Je constate avec effarement que je n'ai point posté de tout le mois d'octobre et que septembre se réduit à une communication. Je sais, vous êtes des millions à réclamer un nouveau message, une image, un mot. N'importe quoi qui ressemblerait à un signe de vie.
Bip... Bip.... tuuuuuuuuuuu....
Pourtant je vous assure, je suis là et bien là. Soyons plus clairs : tantôt à Rennes, tantôt à Paris, tantôt à St-Malo - et, en chacun de ses lieux, en différents endroits.
Il m'arrive parfois de ne pas savoir, à cette heure matutine à laquelle je n'ose encore soulever les paupières, où je vais me lever exactement. La chambre d'un hôtel ? Chez ma sœur ou mon éditeur ? Sur une mezzanine dans le XIVe ? Ibis ? Pullman ? Un futon, un sac de couchage ?
Pendant un moment je me considérais casanier. Sans blague. Je bouge beaucoup et mon bilan carbone ne plaide pas pour moi. S'il y a bien une chose que m'a enseigné le métier d'écrivain, c'est d'apprendre à dormir sur n'importe quelle literie, et de préférence après quelques heures de transport. La boule Kiès est mon amie.

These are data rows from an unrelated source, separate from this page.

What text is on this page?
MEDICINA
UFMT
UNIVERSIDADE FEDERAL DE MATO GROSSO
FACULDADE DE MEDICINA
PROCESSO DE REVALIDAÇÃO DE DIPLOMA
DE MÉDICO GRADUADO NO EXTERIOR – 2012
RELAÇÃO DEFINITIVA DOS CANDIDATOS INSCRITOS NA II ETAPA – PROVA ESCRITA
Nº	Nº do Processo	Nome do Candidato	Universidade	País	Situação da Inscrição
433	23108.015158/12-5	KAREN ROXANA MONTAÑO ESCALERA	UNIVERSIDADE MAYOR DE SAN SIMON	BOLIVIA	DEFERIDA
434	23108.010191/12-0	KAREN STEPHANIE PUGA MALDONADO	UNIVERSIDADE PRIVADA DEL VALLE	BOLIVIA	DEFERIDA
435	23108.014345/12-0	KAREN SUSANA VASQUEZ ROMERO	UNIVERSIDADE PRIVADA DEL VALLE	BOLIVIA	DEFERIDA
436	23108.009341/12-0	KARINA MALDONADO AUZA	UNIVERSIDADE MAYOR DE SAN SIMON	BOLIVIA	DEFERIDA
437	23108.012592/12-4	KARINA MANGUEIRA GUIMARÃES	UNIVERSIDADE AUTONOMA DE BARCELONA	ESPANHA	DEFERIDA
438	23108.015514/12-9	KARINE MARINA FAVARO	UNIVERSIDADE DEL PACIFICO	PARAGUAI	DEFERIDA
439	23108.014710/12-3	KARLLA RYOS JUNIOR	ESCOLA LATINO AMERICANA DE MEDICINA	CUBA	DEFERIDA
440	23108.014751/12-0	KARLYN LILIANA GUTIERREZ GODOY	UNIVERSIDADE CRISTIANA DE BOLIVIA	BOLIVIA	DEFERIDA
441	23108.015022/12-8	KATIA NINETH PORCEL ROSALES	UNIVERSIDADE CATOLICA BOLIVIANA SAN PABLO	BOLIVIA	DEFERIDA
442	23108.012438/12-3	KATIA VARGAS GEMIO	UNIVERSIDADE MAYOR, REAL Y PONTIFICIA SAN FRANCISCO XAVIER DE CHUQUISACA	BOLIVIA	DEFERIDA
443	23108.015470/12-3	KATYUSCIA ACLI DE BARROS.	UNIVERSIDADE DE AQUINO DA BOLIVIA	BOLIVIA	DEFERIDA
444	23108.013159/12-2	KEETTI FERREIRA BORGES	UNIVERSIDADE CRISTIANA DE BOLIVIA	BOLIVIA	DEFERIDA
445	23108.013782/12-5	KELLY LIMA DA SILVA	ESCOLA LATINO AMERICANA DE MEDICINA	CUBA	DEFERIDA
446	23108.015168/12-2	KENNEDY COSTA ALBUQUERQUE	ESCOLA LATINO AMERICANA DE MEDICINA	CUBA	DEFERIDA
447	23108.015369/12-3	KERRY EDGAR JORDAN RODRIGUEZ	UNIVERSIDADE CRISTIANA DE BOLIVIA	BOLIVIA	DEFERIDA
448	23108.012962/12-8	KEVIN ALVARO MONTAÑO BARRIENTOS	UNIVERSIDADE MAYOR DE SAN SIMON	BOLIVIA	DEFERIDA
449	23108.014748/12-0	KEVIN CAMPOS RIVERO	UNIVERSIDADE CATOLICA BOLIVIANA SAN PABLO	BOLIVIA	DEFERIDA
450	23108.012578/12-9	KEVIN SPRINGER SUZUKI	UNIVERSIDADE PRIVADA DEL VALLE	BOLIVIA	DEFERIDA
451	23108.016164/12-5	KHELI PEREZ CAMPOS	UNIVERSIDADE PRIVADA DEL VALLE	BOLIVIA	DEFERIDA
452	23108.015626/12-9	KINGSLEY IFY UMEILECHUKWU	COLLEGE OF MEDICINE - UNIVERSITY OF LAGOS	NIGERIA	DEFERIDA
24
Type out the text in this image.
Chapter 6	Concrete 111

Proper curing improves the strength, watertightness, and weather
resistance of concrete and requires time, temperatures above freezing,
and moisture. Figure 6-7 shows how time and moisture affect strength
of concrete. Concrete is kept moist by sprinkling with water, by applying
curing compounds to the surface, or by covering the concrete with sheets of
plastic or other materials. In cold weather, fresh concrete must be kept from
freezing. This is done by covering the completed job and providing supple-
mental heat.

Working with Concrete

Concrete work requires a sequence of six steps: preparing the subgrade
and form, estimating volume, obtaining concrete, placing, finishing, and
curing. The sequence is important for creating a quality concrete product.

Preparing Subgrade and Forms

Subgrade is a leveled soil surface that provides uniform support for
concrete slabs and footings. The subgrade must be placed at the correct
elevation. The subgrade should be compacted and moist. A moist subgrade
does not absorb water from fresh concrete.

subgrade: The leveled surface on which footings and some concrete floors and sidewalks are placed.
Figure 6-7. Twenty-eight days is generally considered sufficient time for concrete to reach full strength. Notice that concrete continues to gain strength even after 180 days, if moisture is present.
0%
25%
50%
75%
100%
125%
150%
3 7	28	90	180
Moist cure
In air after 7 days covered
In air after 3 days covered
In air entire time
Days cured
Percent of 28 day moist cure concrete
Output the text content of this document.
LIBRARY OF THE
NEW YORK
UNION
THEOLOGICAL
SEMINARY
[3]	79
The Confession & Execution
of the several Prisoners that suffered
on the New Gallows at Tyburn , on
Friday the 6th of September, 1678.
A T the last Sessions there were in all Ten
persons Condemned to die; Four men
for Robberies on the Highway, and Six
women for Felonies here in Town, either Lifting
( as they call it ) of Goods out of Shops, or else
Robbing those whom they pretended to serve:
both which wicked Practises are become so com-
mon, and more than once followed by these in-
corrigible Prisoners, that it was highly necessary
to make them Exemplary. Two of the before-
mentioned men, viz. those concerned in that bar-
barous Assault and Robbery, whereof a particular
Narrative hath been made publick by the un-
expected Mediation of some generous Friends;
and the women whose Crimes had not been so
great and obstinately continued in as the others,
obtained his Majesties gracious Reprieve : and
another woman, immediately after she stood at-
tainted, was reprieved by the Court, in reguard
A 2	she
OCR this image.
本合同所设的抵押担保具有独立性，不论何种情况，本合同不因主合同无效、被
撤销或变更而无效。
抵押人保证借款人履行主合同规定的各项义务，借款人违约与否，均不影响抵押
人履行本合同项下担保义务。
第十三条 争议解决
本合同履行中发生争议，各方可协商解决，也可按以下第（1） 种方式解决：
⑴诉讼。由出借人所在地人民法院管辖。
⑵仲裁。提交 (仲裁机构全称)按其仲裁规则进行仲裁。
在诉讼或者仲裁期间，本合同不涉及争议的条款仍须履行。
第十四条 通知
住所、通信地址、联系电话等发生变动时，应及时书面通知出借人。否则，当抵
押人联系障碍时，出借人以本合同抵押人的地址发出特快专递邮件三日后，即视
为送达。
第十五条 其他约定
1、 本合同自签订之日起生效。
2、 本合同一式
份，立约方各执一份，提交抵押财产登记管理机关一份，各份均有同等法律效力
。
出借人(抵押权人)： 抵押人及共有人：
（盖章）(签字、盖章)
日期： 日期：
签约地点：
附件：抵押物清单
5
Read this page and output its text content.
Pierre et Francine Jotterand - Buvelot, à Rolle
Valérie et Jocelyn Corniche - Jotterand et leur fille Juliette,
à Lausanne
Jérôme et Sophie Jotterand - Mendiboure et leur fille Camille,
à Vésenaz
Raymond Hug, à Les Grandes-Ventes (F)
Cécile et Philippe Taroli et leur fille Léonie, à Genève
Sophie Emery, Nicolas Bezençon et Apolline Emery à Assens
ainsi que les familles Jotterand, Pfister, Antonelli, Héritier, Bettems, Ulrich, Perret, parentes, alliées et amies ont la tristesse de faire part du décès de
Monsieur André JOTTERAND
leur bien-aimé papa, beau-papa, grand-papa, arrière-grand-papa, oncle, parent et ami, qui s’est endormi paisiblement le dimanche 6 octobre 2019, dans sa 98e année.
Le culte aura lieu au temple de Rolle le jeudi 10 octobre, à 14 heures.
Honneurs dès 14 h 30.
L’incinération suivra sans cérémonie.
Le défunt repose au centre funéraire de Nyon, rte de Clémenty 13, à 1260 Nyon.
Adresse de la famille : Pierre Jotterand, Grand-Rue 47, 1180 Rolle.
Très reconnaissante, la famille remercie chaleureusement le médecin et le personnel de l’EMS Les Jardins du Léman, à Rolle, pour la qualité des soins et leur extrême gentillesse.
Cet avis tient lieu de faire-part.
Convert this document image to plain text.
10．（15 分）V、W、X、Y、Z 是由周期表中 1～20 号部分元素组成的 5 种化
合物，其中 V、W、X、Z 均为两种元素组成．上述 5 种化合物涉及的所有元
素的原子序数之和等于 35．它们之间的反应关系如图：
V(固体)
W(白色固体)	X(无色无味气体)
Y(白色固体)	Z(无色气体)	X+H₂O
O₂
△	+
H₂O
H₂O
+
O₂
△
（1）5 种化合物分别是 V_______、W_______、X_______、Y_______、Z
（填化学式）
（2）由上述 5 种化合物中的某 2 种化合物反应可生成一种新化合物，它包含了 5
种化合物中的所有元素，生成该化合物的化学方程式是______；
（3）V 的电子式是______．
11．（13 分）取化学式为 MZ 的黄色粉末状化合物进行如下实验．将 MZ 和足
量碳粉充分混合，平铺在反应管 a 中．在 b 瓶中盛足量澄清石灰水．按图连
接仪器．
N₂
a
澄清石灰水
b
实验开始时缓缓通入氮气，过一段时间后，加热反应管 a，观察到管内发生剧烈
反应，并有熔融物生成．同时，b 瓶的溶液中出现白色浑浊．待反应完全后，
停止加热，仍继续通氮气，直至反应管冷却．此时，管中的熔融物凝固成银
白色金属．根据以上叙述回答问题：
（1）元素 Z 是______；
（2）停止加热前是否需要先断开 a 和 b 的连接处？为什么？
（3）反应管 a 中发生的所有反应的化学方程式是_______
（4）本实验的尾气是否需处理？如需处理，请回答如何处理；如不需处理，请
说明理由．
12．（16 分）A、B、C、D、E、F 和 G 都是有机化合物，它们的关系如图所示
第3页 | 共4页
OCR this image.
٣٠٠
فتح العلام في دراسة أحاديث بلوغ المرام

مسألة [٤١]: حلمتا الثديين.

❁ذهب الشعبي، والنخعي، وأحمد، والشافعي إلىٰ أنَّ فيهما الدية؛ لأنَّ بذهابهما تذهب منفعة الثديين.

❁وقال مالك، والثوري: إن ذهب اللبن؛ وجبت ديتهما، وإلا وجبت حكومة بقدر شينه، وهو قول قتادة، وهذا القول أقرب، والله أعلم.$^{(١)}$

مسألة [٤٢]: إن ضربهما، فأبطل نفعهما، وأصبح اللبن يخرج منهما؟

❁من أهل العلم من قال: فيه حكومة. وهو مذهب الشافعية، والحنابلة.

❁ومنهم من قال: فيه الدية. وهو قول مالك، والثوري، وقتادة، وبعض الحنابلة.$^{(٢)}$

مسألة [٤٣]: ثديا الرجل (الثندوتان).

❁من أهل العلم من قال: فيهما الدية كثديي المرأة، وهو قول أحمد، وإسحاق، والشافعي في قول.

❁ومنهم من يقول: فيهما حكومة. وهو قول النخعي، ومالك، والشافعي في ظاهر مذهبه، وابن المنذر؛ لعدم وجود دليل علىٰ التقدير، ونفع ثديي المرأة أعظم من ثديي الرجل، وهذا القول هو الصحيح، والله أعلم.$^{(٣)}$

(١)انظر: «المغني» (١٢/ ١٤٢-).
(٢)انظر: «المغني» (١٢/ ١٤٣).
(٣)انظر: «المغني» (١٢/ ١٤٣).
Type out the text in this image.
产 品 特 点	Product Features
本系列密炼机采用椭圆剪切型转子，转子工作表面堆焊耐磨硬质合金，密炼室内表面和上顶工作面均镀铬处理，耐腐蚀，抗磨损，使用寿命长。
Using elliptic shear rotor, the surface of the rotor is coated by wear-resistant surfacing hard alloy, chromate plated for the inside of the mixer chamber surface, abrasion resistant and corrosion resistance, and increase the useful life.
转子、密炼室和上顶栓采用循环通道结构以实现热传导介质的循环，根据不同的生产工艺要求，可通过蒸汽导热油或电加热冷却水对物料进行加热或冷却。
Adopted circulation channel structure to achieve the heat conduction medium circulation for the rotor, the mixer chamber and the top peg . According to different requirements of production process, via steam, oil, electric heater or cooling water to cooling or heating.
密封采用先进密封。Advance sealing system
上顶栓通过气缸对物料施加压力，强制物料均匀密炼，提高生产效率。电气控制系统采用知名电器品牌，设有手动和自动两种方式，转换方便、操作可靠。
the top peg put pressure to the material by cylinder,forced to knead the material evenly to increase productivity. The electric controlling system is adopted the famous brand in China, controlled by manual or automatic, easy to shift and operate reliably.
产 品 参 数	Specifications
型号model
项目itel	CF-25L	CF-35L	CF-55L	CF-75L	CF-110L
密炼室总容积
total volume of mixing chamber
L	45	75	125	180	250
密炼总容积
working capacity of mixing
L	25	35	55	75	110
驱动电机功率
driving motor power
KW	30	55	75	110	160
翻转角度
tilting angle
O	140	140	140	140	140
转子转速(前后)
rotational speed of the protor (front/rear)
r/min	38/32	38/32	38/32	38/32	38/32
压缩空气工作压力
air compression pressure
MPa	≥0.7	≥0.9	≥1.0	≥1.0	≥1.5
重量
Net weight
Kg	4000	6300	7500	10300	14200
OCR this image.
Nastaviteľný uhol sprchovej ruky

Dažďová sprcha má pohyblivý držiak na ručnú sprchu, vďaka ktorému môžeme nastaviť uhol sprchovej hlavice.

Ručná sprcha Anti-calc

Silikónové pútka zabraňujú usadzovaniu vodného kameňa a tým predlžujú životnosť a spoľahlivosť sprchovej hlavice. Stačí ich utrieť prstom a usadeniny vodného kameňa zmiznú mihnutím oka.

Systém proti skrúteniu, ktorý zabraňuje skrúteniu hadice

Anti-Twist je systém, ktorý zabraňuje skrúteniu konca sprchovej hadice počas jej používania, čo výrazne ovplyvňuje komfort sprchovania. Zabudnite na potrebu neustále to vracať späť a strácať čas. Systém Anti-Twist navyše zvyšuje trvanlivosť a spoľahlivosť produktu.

Non, je ne suis pas en train de me chercher des excuses.
Si j'ai moins posté ici, c'est que je suis présent sur Facebook où je fréquente une bonne bande de potes - et peut-être vous, par la même occasion. Sur FB et sur My Major Company Books (voir plus bas, je radote, sans doute l'effet des allers-venues). Paraît que de nos jours, il faut être partout à la fois (voir plus haut). Je veux bien mais je ne suis pas le chantre du copier-coller. Twitter ? Why not. J'y ai ouvert un compte, d'ailleurs, comme d'autres s'achètent une énième voiture s'imaginant qu'ils auront le temps de cruiser en chacune d'elles.
Seulement le micro-blogging n'est pas ma tasse de thé - pas encore.
Bref, tout ça pour dire que je reviens faire un tour par ici, alors que mon roman va bientôt paraître. Vous serez où le 6 novembre ? Moi, je dédicacerai au Virgin des Grands Boulevards, à Paris. Dès 18h00 et en compagnie de la Ligue de l'Imaginaire.
Ah, et je mange toujours autant de bretzels. Un sevrage est envisagé. Comme je suis homme de peu de volonté, n'y comptez pas trop.